Defiance (review)

Robin Hoodskis

Just when you think that surely, by now — especially after this year of nonstop Nazi movies! — we’ve heard every story to come out of the Holocaust, along comes yet another new one. Another true one. And another one that’s all about the limits to which people get pushed — and to which we push ourselves — in extreme situations. Yea for us, that we find ways to survive the seemingly unsurvivable. Yea for us, that we’ve been able to find the humanity in the middle of one of the worst things humans have ever done to one another. But, man, what a way to learn this lesson… and to keep learning it over and over again in the stories we tell one another.
I’m not saying, “Enough with the Nazi movies.” I’m saying, “Enough for the crimes against humanity.” Note to whomever is in charge: We’ve gotten the message, so you can lay off now. I mean, look at how peaceful the world has been since World War II!

That Defiance is not relentlessly grim even as it’s, you know, relentlessly grim is a credit to director Edward Zwick, whose track record on intense storytelling ranges from the starkly brutal (the 1983 TV movie Special Bulletin, about a nuclear terrorist attack on American soil) to the laughably off-key (2003’s The Last Samurai). Here, though, in the tale of three roguish brothers who lead a band of Jews in hiding in the forests of Belorussia as the Nazis are rounding people up for the camps, there isn’t a lick of phony sentimentality, not a moment that rings false. It even manages to make us feel as if we haven’t seen much of this before, even though we have.

Because while the details may be relatively original to Hollywood moviemaking, the structure and the Hollywoodized template of the tale are pretty standard. That isn’t always a bad thing. Hollywood makes it easy to decry Hollywood filmmaking, but every once in a while a studio film reminds us why studios films got so popular in the first place: they can be rousing and inspiring entertainments that feel archetypal rather than clichéd. “Standard” doesn’t just mean ordinary or average — it can also signify the pinnacle of how something can be done.

So if it’s a little bit Robin Hood-ish when one of the heroic Bielski brothers, Asael (Jamie Bell: Jumper, King Kong), says, “We know these woods. They’ll never find us in here,” well, that’s just fine. What he and his brothers, Tuvia (Daniel Craig: Quantum of Solace, The Golden Compass) and Zus (Liev Schreiber: Love in the Time of Cholera, The Painted Veil), are stealing from the powerful Nazis are people — Jews — and what they are giving the “poor” is themselves, not only their own lives but a sense of hope and a way to carry on in a terrible situation. The track of where their story goes is inevitable, even if it doesn’t always feel that way. Of course their refuge deep in the dense forests cannot be safe forever from such persistent pursuit, and we know that someone had to survive this horror to tell the tale — the movie is based on Nechama Tec’s nonfiction book Defiance: The Bielski Partisans [Amazon U.S.] [Amazon U.K.] — but there are more than a few intense moments when it’s hard to see how…

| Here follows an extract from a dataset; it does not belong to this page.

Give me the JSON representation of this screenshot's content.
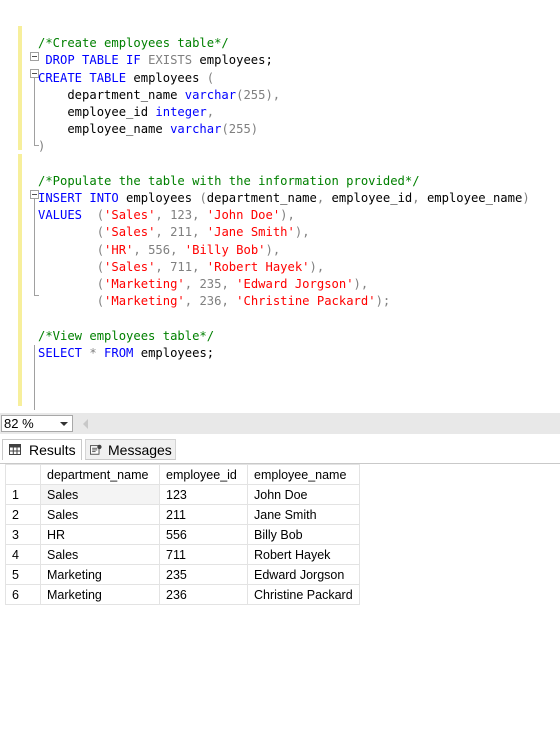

It’s those details — which Zwick lavishes over in a way that is both loving, to ensure their richness, and sparse, to avoid bringing the plot to a standstill — that make the story sing. Some are not unfamiliar: how one copes with traitors and collaborators, how one struggles not to become like the monstrous enemy one is fighting, how life goes on even amid deprivation, sickness, and ednless fear. Others are more surprising: Craig navigates Tuvia through a landmine of personality: he’s a petty criminal used to people treating him like dirt but comes into his own as a natural leader; he’s a hard man who’s an unexpected soft touch, one who cannot turn away anyone who needs help; and yet there comes a moment when you begin to wonder whether Tuvia hasn’t gone as soft as a man like him can go, and then: oof! The film — and Craig — smack you across the face.

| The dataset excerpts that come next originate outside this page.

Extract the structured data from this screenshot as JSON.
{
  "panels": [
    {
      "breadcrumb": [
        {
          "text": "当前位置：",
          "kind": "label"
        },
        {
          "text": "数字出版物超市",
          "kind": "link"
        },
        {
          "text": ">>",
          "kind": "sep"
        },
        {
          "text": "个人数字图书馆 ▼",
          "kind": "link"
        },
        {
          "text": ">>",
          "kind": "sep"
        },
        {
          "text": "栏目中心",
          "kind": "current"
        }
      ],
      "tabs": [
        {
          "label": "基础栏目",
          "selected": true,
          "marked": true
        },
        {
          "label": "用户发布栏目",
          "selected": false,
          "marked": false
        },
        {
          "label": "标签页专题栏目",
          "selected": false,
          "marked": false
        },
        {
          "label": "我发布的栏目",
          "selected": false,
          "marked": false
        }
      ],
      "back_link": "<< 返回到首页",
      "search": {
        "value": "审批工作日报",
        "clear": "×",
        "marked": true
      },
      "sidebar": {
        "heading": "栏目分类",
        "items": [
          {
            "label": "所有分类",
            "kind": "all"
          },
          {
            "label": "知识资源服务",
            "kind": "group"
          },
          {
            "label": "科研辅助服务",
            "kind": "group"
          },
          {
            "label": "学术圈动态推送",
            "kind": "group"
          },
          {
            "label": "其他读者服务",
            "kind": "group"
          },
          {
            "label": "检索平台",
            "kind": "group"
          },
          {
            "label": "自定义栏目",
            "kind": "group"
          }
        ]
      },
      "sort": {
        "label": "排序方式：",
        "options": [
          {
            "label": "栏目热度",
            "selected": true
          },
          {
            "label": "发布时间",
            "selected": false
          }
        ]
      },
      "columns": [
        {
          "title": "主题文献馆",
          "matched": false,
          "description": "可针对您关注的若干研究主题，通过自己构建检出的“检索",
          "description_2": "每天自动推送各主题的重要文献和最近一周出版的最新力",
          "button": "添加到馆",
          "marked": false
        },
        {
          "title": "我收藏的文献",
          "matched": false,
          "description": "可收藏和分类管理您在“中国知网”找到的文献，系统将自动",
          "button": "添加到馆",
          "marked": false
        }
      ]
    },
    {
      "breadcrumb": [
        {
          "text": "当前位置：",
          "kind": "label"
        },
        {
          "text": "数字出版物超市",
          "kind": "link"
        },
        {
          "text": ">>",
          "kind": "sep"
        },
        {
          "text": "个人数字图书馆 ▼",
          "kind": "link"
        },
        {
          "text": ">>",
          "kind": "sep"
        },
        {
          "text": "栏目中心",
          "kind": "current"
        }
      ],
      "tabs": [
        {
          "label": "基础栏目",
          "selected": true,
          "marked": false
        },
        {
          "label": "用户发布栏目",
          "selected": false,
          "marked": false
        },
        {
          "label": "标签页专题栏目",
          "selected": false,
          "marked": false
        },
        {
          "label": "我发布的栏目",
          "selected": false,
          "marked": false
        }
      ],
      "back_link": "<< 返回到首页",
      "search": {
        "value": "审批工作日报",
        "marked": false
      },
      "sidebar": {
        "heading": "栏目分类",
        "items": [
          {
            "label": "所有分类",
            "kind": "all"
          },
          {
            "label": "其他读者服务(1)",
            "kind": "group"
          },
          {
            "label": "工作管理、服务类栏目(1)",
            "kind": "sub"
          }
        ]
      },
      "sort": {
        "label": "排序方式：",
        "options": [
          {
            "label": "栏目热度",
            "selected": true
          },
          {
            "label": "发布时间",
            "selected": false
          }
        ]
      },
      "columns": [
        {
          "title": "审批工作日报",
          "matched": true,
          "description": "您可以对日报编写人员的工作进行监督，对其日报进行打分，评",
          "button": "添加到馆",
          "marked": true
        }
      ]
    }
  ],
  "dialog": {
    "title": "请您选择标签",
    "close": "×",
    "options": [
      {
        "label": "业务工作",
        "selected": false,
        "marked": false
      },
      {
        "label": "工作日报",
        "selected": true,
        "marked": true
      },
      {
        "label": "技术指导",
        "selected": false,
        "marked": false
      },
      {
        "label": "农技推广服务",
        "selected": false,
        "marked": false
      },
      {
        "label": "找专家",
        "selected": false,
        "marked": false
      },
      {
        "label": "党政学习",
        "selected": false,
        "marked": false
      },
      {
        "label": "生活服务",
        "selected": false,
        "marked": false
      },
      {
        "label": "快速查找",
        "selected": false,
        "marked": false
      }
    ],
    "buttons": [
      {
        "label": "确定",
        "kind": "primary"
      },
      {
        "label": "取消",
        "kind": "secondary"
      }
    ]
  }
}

Some of the details are bittersweet: two brainy types, a teacher and a publisher, cheerfully argue politics and philosophy even as they engage in what is probably the most physical work they’ve even done in their lives. (It takes a lot of hands to build a village from scratch.) Most of the details are bitter; a rabbi in a Nazi ghetto who rejects Tuvia’s offer of escape, saying, “We’re waiting for god”; a moment when Schreiber’s Zus is so full of grief that what he does feels so spontaneous that I had to wonder whether he improvised it… and if he did, he’s a far more dangerous actor than I’ve ever given him credit for. (And if he didn’t, then he’s only proven, again, how unforced his forceful naturalness is.)

But bitter is not the feeling Defiance leaves you with in the end. It’s hopefulness, even as we can’t forget that we haven’t learned our lessons from such events at all.